The eyes (yellow in this hatchling
later deepening to orange then
blood red) can spot
a sparrow at four hundred metres and impose
silence like an overwhelming noise
in which you must not listen
Suddenly, if you’re not careful, everything
goes celluloid and slow
and threatens to burn through and you
must focus quickly on the simple metal band around her leg
by which she’s married to our need to know.
And finally, it has to be Keats, of course. I didn’t want to post poems already on this blog so I thought you might like an extract from the beginning of the long, narrative poem Hyperion. I think the landscape is inspired by his trip to the Lake District in 1818, it so evokes those wet valleys and deep, dark forests…
From Hyperion Book 1
Deep in the shady sadness of a vale
Far sunken from the healthy breath of morn,
Far from the fiery noon, and eve’s one star,
Sat gray-hair’d Saturn, quiet as a stone,
Still as the silence round about his lair;
Forest on forest hung above his head
Like cloud on cloud. No stir of air was there,
Not so much life as on a summer’s day
Robs not one light seed from the feather’d grass,
But where the dead leaf fell, there did it rest.
A stream went voiceless by, still deadened more
By reason of his fallen divinity
Spreading a shade: the Naiad ‘mid her reeds
Press’d her cold finger closer to her lips.
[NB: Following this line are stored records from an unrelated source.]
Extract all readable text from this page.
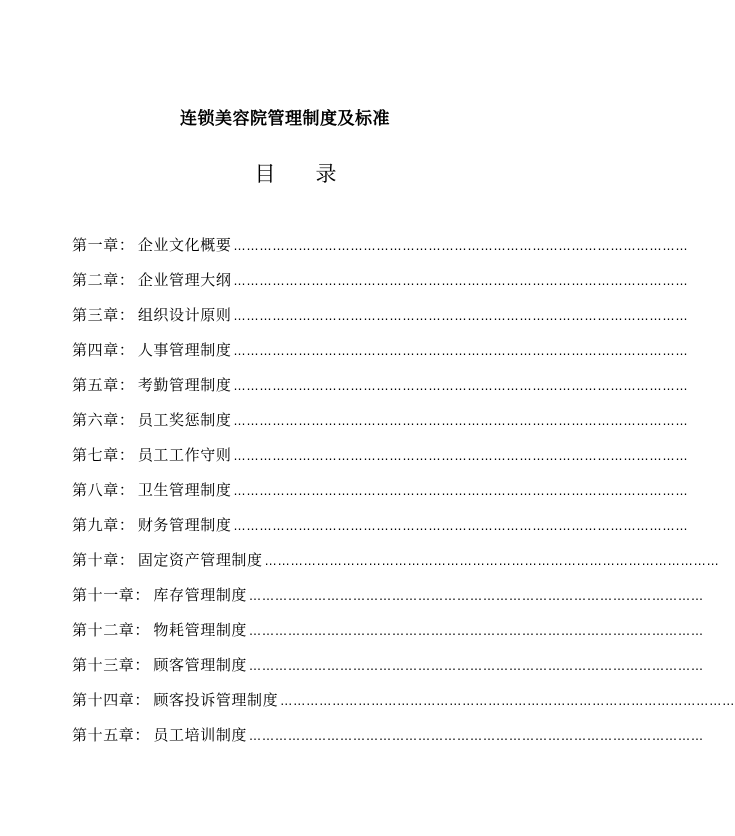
连锁美容院管理制度及标准
目      录
第一章 ： 企业文化概要 ……………………………………………………………………………………………
第二章 ： 企业管理大纲 ……………………………………………………………………………………………
第三章 ： 组织设计原则 ……………………………………………………………………………………………
第四章 ： 人事管理制度 ……………………………………………………………………………………………
第五章 ： 考勤管理制度 ……………………………………………………………………………………………
第六章 ： 员工奖惩制度 ……………………………………………………………………………………………
第七章 ： 员工工作守则 ……………………………………………………………………………………………
第八章 ： 卫生管理制度 ……………………………………………………………………………………………
第九章 ： 财务管理制度 ……………………………………………………………………………………………
第十章 ： 固定资产管理制度 ……………………………………………………………………………………………
第十一章 ： 库存管理制度 ……………………………………………………………………………………………
第十二章 ： 物耗管理制度 ……………………………………………………………………………………………
第十三章 ： 顾客管理制度 ……………………………………………………………………………………………
第十四章 ： 顾客投诉管理制度 ……………………………………………………………………………………………
第十五章 ： 员工培训制度 ……………………………………………………………………………………………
Along the margin-sand large foot-marks went,
No further than to where his feet had stray’d,
And slept there since. Upon the sodden ground
His old right hand lay nerveless, listless, dead,
Unsceptred; and his realmless eyes were closed;
While his bow’d head seem’d list’ning to the Earth,
His ancient mother, for some comfort yet.
Anyway, thanks to Lorna for the inspiration. Poetry nurtures and speaks to our souls in a way nothing else can. Do find your own favourites and let me know what they are!!